Canadian real estate prices are now beyond frothy, and the government says that’s fine. They believe they can prevent home prices from falling, and let incomes catch up. If you’re in government or banking, you may have already seen me explain how impossible this is. If you haven’t, this is known as the “soft landing” scenario, and it has never happened.
On many occasions, the industry declares a soft landing after a pause in price growth. Short pauses in home price growth, or prices falling briefly, aren’t a landing though. The market inefficiencies remain, and extend further once price growth continues. It would take decades for the largest property bubbles to correct by income alone. Let’s dive through the numbers.
About The Calculations
Before we get to the numbers, there are a few ways of measuring incomes “catching up.” Today we’re looking at how long it would take incomes to rise enough to carry payments on a typical home. There are other barriers such as saving a down payment, but we’ll assume you can find it on a park bench or something. That means today’s numbers will be more ideal than the reality would be, but you know, we’re optimistic for you.
For the incomes, we will use the median income of a household between 25 and 34 years old. Income growth is about 2 points, around the inflation target. It may seem reasonable today, but in the past wages have failed to keep up with inflation. This is especially true in Toronto, where the wage has actually fallen a few times. That also makes this a little more optimistic than reality.
Mortgage payments will be on a 5-year fixed rate, with a 25-year amortization. We will assume the rate is 2% this whole period, but that would require perpetual recession for Canada. Low-interest rates are typical of a weak economy, while high rates are typical of a booming economy. In other words, this will be unrealistically low, just like politicians assume.
For home prices, we will be using the Canadian Real Estate Association (CREA) benchmark. Using the aggregate benchmark reported in February 2021, more specifically. A typical home is not a detached one, so if you’re hoping for that, add a few extra years. In this estimate, home prices do not rise. If home prices increased at the rate of inflation, the same as wages, the gap would persist forever. Nice thought if you’re a homeowner, but makes less and less sense if no one can ever buy your home. Got it? Great, on to the calculations.
Greater Vancouver Real Estate Needs To Stall For 19 Years
Greater Vancouver real estate prices need to stall for a long time for this to make sense. The median household needs 19 years of wage growth outpacing home prices, to carry a mortgage. It would mean 25 to 34-year-old households would be around 44 to 54 years old when they can carry payments on home prices. That’s a very long time to move out of that one-bedroom rental. It’s also for the Greater Vancouver region, not the city — which is more expensive.

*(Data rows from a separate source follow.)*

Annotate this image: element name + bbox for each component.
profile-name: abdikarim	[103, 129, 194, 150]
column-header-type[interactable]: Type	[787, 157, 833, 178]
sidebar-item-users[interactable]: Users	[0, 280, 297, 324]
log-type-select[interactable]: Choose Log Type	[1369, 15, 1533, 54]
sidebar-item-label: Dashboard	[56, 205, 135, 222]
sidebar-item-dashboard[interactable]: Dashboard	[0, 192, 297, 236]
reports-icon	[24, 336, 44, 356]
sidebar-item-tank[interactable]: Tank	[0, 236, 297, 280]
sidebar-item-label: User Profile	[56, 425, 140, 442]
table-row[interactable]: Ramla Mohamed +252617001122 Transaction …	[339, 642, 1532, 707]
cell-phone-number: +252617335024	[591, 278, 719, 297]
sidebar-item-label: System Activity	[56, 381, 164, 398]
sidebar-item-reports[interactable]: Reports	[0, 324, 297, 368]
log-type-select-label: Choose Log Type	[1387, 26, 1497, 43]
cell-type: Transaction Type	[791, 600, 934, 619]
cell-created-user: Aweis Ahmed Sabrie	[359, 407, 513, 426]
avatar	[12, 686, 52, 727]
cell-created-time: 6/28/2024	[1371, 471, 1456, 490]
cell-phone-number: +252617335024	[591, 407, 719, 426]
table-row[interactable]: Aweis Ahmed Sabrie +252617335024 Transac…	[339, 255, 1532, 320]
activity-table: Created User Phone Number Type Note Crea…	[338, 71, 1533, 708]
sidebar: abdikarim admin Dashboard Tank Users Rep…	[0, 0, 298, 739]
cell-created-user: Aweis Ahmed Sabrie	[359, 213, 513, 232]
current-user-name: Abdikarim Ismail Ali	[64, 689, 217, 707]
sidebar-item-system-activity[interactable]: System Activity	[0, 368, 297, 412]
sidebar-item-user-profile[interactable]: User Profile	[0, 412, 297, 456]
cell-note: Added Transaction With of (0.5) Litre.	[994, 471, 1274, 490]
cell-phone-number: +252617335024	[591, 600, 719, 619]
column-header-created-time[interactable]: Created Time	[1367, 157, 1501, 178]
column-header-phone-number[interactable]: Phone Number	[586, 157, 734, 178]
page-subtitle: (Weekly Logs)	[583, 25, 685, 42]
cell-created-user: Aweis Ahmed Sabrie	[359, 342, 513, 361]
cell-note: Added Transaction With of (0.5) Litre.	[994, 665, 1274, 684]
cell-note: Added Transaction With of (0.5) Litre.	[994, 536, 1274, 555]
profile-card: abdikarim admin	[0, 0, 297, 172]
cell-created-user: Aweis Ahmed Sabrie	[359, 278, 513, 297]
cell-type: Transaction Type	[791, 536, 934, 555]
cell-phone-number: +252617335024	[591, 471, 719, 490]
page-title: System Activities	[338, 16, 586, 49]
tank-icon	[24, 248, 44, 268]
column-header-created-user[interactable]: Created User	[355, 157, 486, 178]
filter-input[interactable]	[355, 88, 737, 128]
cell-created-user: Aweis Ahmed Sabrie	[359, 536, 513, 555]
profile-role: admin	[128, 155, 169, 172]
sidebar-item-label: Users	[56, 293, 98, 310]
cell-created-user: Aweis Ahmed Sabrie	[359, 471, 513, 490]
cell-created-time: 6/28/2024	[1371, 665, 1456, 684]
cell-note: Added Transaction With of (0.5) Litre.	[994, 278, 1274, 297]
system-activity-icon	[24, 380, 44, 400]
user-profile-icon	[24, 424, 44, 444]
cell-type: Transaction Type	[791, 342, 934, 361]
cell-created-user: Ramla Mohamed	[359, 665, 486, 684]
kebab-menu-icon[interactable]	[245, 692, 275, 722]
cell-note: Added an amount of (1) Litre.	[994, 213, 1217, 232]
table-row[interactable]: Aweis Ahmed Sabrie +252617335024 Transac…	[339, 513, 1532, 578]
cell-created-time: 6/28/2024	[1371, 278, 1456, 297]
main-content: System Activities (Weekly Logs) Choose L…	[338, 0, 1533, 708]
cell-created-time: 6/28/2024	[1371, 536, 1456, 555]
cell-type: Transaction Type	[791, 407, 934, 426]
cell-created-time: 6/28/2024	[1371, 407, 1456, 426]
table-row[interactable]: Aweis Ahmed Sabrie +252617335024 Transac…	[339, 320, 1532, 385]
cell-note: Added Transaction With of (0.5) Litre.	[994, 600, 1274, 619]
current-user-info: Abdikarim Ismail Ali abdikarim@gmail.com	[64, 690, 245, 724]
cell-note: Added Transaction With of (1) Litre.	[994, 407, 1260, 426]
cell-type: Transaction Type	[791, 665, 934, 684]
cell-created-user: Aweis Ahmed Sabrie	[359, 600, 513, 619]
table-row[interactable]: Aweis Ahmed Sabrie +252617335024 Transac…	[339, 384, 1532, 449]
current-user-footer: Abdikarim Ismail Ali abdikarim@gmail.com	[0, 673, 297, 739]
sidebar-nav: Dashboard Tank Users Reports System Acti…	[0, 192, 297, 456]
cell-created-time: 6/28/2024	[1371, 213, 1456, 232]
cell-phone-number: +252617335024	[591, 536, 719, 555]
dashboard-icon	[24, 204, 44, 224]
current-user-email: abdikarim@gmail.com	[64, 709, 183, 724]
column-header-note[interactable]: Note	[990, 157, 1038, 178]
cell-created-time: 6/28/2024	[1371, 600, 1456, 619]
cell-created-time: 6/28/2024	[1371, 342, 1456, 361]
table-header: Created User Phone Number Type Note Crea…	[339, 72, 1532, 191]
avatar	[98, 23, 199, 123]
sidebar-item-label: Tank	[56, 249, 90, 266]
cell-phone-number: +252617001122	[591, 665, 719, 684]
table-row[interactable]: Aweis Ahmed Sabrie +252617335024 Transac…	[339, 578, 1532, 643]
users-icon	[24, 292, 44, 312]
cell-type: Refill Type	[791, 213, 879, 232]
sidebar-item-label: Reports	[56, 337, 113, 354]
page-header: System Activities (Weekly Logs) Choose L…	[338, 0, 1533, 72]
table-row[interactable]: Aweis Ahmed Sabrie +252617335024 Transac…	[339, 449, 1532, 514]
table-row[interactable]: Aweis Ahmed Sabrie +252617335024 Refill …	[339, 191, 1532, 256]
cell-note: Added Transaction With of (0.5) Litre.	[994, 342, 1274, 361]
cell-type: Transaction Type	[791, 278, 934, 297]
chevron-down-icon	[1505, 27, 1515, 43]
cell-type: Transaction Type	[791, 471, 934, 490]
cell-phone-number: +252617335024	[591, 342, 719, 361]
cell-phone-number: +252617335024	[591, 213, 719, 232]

Fraser Valley real estate isn’t far behind, even though it used to be considered a suburb of Vancouver. Incomes would have to grow for 17 years to catch up to home prices, to pay the mortgage. If you’re a household between 25 and 34 years old, you would be between 42 and 52 years old. Just in time to hear previous generations talk about retiring at 55.
Greater Toronto Real Estate Would Need To Stagnate For 19 Years
Greater Toronto real estate may be a little cheaper than Vancouver, but it needs just as long for incomes to catch up. Households need to see incomes rise and prices stall for 19 years. If you’re between the ages of 25 and 34, you would be between 44 and 54 years of age before you could carry the payments. Remember, this is just for Greater Toronto. In the City, you would need longer, especially if it’s for a detached home.
Just west of Toronto in Mississauga, things only get a little bit better for incomes. It would take 15 years of home prices stalling, for wage growth to make payments affordable. Households between the age of 25 and 34 would be between 40 and 50 years old. Not terribly old, but not exactly the kind of jump in affordability you would expect to commute an hour for.
Greater Hamilton real estate, where Toronto’s young adults moved until 2019, is more affordable. It’s just not much more affordable. Households need incomes to rise for 11 years, while home prices stall, to pay the mortgage. The typical household between 25 and 34 would be between 36 and 46 years of age at that point. It doesn’t seem bad in contrast to other regions, but remember — this is an unrealistic scenario. The IMF recently warned Hamilton is the most overvalued market in the country these days.
Even if you’re willing to entertain an unrealistic scenario, the best case for a soft landing is a tough sell. Households need to see their wages grow 2 points faster than home prices, for over a decade. Almost two decades in Toronto and Vancouver. The middle-aged Millennial would be halfway through their adult working years. In which case, it may be very risky to consider a home as one’s primary retirement vehicle. That means diversifying bets, which makes astronomical down-payments even less attainable.
Meh. Past that? Sure, let’s say incomes rise faster than home prices, and it’ll only take over a decade to catch up. If that’s the case, home prices aren’t a great investment. If you’re buying the flat price growth narrative, there’s not much of a rush. If you’re buying the higher price growth narrative, remember — that’s one of the few ways cities fail.